Is this related? I really expected this to work. I'm not trying to decode random, possibly-invalid punycode, but rather encode a domain that works with nearly all browsers.

(ecom) john@john-work:~/Code/projects/ecom$ python3
Python 3.6.8 (default, Oct  7 2019, 12:59:55) 
[GCC 8.3.0] on linux
Type "help", "copyright", "credits" or "license" for more information.
>>> import idna
>>> idna.encode('i❤.ws')
Traceback (most recent call last):
  File "<stdin>", line 1, in <module>
  File "/home/john/Code/venv/ecom/lib/python3.6/site-packages/idna/core.py", line 360, in encode
    s = alabel(label)
  File "/home/john/Code/venv/ecom/lib/python3.6/site-packages/idna/core.py", line 281, in alabel
    check_label(label)
  File "/home/john/Code/venv/ecom/lib/python3.6/site-packages/idna/core.py", line 261, in check_label
    raise InvalidCodepoint('Codepoint {0} at position {1} of {2} not allowed'.format(_unot(cp_value), pos+1, repr(label)))
idna.core.InvalidCodepoint: Codepoint U+2764 at position 2 of 'i❤' not allowed
>>> idna.__version__
'2.9'

I initially came across this while using Scrapy. scrapy/scrapy#4330 (comment)

[john-parton]

The idna codec works, however.

Python 3.6.8 (default, Oct  7 2019, 12:59:55) 
[GCC 8.3.0] on linux
Type "help", "copyright", "credits" or "license" for more information.
>>> 'i❤.ws'.encode('idna')
b'xn--i-7iq.ws'

[jrlevine]

IDNA2008 has different, mostly stricter, rules from IDNA2003 about what characters are allowed in domain names.
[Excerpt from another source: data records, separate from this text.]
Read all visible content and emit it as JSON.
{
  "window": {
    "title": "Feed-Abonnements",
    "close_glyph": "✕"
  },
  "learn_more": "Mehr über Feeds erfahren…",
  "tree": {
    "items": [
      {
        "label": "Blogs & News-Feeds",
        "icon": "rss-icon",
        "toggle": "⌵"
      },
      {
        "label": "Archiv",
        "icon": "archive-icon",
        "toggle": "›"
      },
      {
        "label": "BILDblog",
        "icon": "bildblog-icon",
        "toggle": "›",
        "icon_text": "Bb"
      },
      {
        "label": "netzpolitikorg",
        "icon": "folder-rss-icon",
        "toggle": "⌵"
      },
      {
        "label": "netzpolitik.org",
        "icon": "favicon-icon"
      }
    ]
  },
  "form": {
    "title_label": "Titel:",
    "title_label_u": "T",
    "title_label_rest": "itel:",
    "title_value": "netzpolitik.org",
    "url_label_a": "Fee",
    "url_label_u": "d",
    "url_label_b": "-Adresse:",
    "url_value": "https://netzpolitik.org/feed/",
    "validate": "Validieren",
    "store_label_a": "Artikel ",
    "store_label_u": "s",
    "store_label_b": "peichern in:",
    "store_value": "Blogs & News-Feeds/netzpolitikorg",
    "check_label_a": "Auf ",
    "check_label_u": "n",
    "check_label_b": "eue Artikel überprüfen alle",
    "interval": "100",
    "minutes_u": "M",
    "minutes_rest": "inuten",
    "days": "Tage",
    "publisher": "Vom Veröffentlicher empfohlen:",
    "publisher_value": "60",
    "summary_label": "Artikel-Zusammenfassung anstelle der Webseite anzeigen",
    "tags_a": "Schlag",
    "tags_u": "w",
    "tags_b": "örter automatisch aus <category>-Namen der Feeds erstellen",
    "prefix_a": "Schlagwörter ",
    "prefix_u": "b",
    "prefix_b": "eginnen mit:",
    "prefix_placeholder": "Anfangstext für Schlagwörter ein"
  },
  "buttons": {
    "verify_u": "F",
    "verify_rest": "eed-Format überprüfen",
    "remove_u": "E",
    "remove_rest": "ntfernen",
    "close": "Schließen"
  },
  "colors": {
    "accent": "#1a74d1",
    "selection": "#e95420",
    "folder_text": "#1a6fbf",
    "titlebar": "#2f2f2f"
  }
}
Emoji aren't allowed, so the code is doing what it is supposed to.

[kjd]

Confirming that i❤.ws failing is expected behavior, because it is an illegal domain. It was a deliberate design decision to prohibit symbols and emoji made in the IETF that resulted in updating the IDNA standard. It works with Python's built-in idna codec because that only supports the older deprecated standard from 2003.

[kjd]

Closing this issue, I'll keep issue #18 open to track potential changes relating to this. Please add any additional commentary there.